In this work, we fabricated PCDTBT unipolar hole-only devices in a metal-insulator-metal Schottky photodiode geometry. Neat PCDTBT thin-films are challenging to prepare due to their poor solubility in typical organic solvents and ease of aggregation. We optimized PCDTBT thin-films by varying the solvent, molecular weight, heating times and temperatures, and filtering conditions. To evaluate the quality of PCDTBT thin-films with low degree of aggregation, we used a relatively unexplored technique of polarized light microscopy (PLM) [6]. PLM is a non-destructive, wide-field technique that allows elucidation of birefringent materials, such as conjugated polymers, giving enhanced contrast compared to standard bright-field light microscopy (BFM). We used PLM to rapidly evaluate the quality of PCDTBT thin-films in order to find optimal conditions for uniform thin-films with low aggregation.

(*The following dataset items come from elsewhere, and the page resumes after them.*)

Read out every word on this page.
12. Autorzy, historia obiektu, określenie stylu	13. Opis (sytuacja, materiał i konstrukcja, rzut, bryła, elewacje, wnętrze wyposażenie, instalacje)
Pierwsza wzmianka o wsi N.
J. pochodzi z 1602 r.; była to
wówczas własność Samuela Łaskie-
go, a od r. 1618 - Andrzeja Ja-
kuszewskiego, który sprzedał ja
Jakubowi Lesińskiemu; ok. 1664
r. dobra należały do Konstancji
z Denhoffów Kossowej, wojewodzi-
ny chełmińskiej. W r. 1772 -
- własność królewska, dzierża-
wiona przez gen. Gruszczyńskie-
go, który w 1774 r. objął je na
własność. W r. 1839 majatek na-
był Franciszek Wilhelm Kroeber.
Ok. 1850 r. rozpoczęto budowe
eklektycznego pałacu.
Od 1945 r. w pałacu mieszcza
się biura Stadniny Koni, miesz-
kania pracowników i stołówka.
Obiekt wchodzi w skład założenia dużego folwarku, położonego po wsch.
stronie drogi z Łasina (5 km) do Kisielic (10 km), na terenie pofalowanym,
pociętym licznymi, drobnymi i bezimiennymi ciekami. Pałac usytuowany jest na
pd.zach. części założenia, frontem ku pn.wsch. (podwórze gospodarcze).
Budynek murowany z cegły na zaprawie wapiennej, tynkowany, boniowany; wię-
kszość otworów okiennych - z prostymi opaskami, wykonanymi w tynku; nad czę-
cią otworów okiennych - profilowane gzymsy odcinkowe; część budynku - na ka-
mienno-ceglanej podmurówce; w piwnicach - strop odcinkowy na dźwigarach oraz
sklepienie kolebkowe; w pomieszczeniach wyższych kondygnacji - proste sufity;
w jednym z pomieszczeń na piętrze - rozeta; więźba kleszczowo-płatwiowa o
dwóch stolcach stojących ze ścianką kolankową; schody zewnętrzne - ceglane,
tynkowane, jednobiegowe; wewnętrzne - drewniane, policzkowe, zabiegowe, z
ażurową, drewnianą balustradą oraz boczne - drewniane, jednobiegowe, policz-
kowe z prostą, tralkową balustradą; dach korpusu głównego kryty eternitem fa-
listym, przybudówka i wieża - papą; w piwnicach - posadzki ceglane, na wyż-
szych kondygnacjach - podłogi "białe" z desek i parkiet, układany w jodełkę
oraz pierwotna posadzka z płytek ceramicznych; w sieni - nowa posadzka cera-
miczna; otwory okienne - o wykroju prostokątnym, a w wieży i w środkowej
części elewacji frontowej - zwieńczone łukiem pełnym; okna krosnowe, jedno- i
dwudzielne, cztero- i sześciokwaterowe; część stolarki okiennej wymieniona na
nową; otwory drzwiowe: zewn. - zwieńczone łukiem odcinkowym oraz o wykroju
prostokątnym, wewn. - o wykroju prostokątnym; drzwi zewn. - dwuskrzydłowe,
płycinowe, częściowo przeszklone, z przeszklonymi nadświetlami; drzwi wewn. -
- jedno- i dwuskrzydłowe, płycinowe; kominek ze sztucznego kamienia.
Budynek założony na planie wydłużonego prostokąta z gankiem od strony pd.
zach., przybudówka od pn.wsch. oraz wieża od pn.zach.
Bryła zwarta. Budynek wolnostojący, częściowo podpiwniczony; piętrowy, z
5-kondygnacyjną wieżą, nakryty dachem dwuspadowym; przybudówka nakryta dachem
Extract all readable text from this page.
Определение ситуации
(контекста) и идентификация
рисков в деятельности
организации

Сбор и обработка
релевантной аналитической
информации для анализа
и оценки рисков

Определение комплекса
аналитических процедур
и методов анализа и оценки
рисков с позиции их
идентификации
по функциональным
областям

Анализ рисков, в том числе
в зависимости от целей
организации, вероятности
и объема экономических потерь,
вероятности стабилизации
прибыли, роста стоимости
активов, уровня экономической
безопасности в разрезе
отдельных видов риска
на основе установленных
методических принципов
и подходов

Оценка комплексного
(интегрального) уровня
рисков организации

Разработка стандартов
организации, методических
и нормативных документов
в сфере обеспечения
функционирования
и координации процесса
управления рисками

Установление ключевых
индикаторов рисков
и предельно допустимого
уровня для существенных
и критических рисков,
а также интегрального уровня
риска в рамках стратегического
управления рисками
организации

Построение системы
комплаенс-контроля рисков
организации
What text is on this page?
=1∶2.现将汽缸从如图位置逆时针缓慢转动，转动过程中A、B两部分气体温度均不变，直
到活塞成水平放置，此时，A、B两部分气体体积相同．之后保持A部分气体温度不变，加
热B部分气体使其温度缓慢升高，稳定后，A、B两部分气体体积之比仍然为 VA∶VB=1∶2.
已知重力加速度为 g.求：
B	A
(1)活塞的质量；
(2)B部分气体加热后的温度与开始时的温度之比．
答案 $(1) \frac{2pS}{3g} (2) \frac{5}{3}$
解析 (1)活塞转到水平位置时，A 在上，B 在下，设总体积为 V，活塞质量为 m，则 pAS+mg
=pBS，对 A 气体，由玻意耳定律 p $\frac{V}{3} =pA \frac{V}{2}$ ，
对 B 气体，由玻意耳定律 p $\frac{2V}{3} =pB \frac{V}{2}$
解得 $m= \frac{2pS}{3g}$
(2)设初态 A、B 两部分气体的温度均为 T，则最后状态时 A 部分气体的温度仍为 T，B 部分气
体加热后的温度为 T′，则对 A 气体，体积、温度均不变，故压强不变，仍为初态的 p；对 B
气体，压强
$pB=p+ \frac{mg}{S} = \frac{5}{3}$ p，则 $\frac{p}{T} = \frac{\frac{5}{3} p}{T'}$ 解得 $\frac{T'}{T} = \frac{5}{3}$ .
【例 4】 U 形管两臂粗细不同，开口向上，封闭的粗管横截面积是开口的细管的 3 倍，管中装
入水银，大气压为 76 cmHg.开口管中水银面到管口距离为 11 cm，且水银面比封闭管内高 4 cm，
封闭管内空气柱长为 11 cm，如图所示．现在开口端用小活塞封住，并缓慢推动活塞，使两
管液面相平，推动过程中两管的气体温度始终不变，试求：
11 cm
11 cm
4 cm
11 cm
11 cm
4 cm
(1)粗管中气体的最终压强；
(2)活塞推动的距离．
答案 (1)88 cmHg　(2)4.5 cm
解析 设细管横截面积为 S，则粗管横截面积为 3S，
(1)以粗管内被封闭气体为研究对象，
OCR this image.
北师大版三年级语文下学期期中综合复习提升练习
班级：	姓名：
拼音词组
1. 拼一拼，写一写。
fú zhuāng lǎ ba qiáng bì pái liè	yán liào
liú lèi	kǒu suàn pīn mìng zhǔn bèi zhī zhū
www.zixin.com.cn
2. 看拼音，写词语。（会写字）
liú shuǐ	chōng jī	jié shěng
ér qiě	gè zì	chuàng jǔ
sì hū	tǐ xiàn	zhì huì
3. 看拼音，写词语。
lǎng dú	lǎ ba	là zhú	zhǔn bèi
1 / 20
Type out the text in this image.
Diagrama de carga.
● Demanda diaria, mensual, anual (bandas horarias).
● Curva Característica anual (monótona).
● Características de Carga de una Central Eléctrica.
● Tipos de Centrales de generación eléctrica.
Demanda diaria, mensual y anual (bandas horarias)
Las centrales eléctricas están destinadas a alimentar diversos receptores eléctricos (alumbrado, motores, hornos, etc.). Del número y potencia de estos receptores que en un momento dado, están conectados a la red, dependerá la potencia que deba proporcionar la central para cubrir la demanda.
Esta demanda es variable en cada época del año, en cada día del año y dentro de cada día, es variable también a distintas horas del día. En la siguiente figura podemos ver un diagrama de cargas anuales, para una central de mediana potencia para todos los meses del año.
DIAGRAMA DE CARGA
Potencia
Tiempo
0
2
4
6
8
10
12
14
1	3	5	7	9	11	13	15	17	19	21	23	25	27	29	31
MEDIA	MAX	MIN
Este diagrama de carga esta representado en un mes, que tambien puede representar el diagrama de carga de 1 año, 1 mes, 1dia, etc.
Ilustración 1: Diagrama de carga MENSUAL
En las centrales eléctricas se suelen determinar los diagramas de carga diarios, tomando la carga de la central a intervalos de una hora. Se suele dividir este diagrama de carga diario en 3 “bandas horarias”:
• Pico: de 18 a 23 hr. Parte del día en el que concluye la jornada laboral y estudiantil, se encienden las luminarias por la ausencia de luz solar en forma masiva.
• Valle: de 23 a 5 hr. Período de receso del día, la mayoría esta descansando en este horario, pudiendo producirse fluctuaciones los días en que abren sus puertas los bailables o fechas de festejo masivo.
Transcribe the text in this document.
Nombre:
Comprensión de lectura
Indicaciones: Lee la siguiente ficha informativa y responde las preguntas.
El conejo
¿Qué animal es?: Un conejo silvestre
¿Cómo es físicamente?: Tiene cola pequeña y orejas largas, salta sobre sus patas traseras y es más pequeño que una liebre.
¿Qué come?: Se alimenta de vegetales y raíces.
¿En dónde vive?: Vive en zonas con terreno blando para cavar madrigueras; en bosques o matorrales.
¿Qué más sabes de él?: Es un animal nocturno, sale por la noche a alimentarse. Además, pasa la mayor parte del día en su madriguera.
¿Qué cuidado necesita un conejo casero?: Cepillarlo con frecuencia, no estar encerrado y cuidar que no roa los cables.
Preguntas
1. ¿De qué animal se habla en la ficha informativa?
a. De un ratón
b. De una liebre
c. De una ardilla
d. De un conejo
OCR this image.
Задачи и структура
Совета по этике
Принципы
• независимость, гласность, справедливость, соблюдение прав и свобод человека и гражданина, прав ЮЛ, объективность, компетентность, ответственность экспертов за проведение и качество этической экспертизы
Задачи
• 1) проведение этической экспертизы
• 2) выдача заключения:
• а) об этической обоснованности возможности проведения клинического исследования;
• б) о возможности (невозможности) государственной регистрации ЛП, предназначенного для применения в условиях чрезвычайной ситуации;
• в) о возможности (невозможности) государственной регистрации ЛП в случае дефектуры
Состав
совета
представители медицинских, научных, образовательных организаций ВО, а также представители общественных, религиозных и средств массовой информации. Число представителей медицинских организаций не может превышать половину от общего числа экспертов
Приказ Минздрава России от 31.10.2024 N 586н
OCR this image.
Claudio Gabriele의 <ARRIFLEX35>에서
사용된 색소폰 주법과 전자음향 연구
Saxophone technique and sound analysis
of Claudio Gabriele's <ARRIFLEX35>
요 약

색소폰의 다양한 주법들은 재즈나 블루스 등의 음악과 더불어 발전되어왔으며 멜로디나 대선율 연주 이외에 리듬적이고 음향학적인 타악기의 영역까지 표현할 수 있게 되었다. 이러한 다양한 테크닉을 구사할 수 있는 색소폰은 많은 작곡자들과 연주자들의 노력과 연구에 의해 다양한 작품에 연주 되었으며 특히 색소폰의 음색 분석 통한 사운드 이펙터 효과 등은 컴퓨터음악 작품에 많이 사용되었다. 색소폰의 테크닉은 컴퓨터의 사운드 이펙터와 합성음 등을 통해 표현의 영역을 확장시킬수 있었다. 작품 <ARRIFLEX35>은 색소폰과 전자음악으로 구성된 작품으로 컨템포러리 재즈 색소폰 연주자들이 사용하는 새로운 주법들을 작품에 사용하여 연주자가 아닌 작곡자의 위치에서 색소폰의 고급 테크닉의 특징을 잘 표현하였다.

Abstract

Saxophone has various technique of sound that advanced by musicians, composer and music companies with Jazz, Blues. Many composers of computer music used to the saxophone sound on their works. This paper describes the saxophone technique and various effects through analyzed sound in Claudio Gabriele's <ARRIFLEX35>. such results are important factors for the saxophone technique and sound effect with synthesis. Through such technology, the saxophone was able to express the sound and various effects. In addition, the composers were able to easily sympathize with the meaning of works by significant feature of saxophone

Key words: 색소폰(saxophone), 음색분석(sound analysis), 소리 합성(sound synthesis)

By using optical transfer matrix methods (TMM) simulations and experimental measurements of transmission and sheet resistivity, we further optimized conditions for transparent Au electrodes. TMM simulations revealed the optimal thickness of each layer to maximize photocurrent generation. Finally, using optimized conditions, we fabricated PCDTBT photodiodes in a Au/MoOx/PCDTBT/Ag geometry for thick (200 nm) and thin (80 nm) PCDTBT layers. We extracted the Schottky barrier height and hole mobility of PCDTBT from current-voltage measurements and drift-diffusion simulations, respectively.